With the growing homeless crisis in the greater Los Angeles area, Montoya, who graduated in 2020 with a Bachelor of Social Work degree from APU, decided to use his college education to make a difference. Montoya was awarded the Hatfield Prize by the Center for Public Justice (CPJ) to conduct research on the reintegration of families who have experienced chronic homelessness and are living or have lived under the permanent supportive housing model. Montoya received a $5,000 grant to fund his research under the guidance of faculty advisor Anupama Jacob, Ph.D., associate professor in the Department of Social Work Findings from their semester-long research project were published in a public policy report by the CPJ. Montoya and Jacob are the first social work team from APU to receive the Hatfield Prize.
“I am blessed with the opportunity to conduct research and develop a report that will positively impact social policy in support of chronically homeless families,” Montoya said. “As a first-generation college student, APU has given me the chance to make a difference within my community while developing research skills.”

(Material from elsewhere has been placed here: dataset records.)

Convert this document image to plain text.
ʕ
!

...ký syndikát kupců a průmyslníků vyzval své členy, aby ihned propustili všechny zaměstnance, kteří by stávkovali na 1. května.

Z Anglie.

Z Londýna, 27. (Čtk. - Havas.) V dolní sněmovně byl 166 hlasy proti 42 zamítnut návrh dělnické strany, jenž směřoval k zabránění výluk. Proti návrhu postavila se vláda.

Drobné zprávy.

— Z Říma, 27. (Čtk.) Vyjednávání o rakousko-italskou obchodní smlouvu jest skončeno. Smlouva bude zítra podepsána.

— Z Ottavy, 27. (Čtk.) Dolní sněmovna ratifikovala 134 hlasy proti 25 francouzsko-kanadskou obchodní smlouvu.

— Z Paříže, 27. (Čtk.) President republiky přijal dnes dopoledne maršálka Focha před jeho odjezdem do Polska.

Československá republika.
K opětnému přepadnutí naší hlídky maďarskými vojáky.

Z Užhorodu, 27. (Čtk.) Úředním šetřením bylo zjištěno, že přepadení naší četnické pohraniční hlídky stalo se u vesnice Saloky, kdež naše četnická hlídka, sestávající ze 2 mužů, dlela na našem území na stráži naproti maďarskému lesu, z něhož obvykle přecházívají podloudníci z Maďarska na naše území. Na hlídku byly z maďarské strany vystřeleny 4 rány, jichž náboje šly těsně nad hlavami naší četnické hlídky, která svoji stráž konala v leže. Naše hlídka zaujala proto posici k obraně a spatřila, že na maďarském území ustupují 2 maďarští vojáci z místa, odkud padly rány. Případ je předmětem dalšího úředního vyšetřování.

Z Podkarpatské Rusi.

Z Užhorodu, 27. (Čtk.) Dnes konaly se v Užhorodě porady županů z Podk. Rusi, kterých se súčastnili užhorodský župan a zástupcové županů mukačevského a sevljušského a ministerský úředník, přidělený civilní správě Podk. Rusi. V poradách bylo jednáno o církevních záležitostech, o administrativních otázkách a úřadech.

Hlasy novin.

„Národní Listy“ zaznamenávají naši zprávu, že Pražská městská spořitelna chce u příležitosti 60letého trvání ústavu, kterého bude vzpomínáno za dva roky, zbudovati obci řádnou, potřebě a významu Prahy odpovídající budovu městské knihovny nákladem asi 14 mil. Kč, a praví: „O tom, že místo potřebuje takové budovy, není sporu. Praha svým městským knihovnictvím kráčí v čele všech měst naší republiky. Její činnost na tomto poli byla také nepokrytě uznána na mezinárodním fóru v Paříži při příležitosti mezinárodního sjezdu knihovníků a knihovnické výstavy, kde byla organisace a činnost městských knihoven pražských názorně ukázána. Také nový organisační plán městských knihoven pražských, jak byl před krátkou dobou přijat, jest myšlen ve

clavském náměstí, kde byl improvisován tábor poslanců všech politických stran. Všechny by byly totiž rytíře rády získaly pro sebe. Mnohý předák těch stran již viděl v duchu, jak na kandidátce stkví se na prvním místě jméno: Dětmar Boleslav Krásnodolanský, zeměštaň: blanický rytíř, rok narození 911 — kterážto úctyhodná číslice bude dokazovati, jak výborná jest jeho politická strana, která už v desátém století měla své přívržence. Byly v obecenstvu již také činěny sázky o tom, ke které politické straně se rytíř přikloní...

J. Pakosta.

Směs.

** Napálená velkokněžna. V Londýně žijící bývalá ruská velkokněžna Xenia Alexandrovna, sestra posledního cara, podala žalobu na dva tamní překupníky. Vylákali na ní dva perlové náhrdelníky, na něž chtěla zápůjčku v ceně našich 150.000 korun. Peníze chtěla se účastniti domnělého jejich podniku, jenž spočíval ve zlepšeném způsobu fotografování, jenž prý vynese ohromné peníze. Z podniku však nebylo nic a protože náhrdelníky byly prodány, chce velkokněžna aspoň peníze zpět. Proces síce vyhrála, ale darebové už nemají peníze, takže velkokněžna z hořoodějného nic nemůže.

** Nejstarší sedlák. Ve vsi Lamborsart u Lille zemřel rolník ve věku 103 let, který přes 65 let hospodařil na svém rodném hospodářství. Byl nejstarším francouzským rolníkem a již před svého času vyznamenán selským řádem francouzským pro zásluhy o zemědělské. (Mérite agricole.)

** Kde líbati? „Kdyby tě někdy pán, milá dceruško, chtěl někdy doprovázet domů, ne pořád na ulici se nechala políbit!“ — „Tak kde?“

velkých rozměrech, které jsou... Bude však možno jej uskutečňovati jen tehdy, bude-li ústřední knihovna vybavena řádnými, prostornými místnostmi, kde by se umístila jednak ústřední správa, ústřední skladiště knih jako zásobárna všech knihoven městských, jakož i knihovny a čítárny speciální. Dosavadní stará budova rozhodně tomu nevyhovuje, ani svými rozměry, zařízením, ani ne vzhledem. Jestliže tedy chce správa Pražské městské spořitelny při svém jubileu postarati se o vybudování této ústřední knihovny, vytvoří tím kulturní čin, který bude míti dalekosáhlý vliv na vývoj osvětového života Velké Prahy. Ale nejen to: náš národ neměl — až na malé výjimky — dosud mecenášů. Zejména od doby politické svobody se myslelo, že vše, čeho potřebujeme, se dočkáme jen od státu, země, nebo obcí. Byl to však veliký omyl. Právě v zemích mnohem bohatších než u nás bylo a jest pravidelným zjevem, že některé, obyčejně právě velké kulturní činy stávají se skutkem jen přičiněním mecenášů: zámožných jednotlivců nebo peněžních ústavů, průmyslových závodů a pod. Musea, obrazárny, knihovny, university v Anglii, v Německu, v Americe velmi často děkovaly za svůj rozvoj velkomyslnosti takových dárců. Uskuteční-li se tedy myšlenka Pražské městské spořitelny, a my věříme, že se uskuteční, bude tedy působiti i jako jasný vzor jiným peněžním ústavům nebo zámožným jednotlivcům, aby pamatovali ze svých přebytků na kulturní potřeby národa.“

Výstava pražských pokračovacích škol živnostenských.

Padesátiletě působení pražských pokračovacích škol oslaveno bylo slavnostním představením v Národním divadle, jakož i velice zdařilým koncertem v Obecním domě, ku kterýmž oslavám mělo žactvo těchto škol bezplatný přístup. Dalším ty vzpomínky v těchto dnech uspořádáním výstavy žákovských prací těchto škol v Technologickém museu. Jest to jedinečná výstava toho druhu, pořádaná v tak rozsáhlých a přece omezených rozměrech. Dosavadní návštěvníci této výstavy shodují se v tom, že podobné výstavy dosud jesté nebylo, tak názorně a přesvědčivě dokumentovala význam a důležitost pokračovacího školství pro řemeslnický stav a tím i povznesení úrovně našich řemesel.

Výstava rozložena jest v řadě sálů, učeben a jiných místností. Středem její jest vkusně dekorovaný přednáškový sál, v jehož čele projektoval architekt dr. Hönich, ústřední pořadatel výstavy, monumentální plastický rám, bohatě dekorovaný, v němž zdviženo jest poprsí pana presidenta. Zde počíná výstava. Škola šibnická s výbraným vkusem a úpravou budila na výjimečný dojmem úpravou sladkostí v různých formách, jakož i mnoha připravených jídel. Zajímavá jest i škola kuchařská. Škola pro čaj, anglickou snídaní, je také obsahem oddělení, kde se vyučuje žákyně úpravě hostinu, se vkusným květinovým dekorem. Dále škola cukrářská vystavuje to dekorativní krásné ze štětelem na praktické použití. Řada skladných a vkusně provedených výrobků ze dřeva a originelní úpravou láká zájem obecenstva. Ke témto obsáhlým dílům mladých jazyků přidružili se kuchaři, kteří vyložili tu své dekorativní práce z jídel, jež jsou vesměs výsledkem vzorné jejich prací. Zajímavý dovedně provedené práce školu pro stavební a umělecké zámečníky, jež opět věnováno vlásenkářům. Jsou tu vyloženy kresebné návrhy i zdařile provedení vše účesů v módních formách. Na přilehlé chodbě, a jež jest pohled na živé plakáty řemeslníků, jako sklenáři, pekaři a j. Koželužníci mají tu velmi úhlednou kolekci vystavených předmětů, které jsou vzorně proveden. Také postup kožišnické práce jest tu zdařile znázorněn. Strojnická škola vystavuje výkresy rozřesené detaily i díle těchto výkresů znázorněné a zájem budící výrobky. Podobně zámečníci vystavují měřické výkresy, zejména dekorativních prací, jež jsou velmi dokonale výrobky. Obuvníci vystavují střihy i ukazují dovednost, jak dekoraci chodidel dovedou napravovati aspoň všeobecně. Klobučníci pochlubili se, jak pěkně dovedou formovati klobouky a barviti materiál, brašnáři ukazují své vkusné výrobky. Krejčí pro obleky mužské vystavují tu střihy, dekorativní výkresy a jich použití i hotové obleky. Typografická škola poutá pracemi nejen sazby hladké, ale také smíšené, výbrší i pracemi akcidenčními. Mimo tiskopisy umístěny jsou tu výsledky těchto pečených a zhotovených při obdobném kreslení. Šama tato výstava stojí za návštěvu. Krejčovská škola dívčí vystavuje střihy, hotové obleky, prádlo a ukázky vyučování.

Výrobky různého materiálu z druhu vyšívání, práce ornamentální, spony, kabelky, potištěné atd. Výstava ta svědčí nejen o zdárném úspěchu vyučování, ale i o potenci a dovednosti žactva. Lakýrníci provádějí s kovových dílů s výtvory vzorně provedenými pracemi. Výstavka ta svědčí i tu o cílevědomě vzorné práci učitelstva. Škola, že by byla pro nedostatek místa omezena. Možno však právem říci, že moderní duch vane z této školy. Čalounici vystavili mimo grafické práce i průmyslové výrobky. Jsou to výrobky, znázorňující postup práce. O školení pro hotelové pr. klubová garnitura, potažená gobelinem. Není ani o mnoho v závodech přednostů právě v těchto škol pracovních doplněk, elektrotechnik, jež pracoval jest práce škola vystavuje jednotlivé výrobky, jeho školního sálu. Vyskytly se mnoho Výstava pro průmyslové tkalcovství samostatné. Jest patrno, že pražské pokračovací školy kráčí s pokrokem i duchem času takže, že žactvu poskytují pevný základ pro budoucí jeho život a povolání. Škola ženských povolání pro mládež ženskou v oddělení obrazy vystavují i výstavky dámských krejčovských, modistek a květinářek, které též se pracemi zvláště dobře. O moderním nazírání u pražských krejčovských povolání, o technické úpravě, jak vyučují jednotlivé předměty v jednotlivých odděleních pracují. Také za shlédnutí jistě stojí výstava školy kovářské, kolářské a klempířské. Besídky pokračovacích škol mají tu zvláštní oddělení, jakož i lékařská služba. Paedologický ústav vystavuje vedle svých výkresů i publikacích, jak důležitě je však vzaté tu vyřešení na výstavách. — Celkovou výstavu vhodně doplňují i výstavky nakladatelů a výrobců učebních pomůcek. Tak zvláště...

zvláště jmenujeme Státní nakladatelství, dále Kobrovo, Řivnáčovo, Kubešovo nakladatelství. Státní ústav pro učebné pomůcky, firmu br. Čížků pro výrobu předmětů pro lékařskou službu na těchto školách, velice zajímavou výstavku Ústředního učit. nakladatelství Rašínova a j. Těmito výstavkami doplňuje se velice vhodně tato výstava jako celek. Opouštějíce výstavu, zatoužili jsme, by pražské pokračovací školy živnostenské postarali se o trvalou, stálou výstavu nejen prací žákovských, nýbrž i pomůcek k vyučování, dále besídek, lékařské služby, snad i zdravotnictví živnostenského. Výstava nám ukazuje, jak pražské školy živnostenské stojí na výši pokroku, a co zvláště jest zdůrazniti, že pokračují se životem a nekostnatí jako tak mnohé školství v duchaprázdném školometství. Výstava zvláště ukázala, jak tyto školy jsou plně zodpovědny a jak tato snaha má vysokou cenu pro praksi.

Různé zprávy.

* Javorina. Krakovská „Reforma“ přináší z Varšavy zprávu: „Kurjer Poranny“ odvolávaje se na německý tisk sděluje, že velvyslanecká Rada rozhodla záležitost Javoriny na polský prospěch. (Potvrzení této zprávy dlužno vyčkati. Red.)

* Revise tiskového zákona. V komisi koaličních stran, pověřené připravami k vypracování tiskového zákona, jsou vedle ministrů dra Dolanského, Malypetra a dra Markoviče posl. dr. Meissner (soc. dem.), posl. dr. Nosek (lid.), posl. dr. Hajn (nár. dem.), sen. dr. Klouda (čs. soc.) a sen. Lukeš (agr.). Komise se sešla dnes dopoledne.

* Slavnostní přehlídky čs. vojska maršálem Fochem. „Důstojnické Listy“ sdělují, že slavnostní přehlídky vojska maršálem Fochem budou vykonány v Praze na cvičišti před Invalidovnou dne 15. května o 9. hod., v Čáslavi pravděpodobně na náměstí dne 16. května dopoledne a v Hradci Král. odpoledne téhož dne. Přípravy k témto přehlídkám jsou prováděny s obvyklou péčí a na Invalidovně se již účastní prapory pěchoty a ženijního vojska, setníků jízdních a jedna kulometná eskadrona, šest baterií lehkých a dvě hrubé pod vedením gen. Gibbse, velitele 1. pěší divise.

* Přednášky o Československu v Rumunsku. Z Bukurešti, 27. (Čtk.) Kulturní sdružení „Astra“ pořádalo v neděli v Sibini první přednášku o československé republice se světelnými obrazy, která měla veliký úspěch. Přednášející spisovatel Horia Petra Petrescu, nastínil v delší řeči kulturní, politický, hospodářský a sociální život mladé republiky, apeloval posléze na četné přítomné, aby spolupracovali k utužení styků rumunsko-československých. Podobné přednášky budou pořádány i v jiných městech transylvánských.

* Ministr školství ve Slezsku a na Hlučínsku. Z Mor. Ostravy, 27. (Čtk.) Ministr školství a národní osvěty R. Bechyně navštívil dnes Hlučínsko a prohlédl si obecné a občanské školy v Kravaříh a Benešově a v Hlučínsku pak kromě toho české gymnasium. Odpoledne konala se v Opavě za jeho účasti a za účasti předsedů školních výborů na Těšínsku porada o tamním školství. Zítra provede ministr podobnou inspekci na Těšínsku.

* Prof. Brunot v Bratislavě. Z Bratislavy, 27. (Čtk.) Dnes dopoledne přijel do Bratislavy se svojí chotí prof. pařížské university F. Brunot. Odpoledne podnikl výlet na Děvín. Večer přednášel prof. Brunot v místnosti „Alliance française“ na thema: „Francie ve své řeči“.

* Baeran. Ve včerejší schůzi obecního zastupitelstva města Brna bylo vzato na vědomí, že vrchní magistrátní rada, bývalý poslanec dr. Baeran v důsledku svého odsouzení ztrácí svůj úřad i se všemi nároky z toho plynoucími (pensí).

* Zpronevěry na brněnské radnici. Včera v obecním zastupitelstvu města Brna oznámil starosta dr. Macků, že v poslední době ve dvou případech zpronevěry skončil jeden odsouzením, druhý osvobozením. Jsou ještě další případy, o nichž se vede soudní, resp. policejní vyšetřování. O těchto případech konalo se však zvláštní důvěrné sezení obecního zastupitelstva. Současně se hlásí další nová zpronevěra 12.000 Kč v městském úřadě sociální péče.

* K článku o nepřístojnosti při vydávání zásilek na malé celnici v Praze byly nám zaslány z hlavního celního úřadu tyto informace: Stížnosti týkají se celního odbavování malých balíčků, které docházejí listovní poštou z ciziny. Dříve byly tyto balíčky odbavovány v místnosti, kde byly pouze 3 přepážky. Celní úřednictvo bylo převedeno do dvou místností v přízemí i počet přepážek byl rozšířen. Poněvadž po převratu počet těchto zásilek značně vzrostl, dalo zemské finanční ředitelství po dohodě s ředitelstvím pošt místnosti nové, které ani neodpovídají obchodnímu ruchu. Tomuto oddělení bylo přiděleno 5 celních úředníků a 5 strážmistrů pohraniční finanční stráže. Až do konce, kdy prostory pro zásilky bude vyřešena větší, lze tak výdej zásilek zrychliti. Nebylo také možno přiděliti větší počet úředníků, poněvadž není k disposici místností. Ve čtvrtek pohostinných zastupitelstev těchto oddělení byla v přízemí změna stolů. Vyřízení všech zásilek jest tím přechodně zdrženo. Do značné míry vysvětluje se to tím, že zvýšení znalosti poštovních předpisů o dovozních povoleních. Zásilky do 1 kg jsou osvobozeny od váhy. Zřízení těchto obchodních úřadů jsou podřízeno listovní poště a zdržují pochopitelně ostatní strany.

Within his social work field internship, Montoya gained valuable experience working with homeless individuals, many affected with mental illness. While working with clients in the field, he learned more about the supportive housing model – affordable, subsidized housing that provides on-site services to promote stability, dignity, and long-term independence. The services are designed to build tenancy skills and connect people with community-based health care, treatment, and employment services.
“I want to help change the perceptions and attitudes of society toward the homeless. Every individual experiencing hardship has their own unique story, and the Lord has given them the right to change the course of their lives,” Montoya said. “With the significant increase in the homeless population within my hometown of Azusa over the last five years, I hope that my research sets the stage for how our community can begin addressing chronic homelessness.”
The Hatfield Prize is annually awarded to three faculty-student dyads from Council of Christian Colleges & Universities schools. Recipients conduct research on social policy that impacts the well-being of children, families, and communities while integrating their faith to the issue they choose to study. “I’m excited for what this prize means for Danny and our social work program,” Jacob said. “Our students are doing extensive social impact research in their classes, which is rare for undergraduate students. This award shows the high level of research we’re conducting within the program.”